Shoppers queue overnight outside store to get their hands on special edition vinyls
PUBLISHED: 12:16 13 April 2019 | UPDATED: 08:01 14 April 2019
Record collectors in Norwich queued from the early hours to get their hands on special edition vinyls - while one person even set up camp overnight to secure a good spot.
As part of the international Record Store Day, Soundclash, on St Benedicts Street, opened early on Saturday morning with exclusive releases by new, established and legendary artists.
Ryan Morgan had been waiting outside the store since 5am - but despite his early start he was not the first in the queue.
The 31-year-old said: “I wanted to try and get near the front as last year when I came down I got here before 5am and I was about 20th in the queue.
“Vinyl goes against how everything is at your disposal now, music it has lost meaning, but to have a record you can hold with a gatefold it’s something nice to collect, it’s just special, you can’t describe.
“It was worth the wait but it is all part of the gamble.”
Soundclash was the only store in Norfolk taking part in the day, and saw collectors from all over the country travel to Norwich to shop.
People brought chairs to stay comfortable, and Paul Mills, owner of Soundclash, said one person had set up camp at 5pm the previous night.
He said: “Every year it’s an amazing day, there’s a great atmosphere that develops in the queue – friendships are forged and loads of really special records are taken home by very happy music lovers.
“In the last few years there have been more and more young people getting into vinyl and building up record collections alongside streaming music, they appreciate how much better music sounds when played on a record player compared to digital, and what a fun, sociable thing buying and playing records is.”

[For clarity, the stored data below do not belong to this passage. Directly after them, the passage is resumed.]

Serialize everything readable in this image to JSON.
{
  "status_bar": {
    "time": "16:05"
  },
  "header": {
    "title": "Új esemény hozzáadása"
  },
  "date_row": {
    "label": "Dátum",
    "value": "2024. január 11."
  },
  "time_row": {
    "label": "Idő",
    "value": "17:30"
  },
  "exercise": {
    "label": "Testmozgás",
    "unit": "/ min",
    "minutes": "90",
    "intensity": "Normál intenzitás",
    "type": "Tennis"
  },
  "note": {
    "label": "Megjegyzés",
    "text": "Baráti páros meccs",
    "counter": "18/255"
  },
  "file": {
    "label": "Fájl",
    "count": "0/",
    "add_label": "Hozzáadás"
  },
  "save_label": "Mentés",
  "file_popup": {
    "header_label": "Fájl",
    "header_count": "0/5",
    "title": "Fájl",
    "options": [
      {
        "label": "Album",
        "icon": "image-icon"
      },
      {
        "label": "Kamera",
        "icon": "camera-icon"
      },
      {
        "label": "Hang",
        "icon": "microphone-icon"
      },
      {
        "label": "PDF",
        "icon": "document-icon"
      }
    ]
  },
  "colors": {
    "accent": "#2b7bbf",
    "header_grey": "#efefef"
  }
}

Jared Haste had travelled from London to see The Good, The Bad and The Queen at the University of East Anglia’s LCR the night before.
His hotel was opposite the store and he took the chance to add something special to his collection.
The 51-year-old said: “It is very rare that I get to be five minutes away from a record shop.
“Seeing that Soundclash was the only store in Norwich we scrambled over here. Records offer a form of permanency, and being a gentleman of a certain age records are the major music format I listen to and I have always continued.”
Band Sleaford Mods made an appearance at the store to show support ahead of their gig at the Waterfront on Saturday night.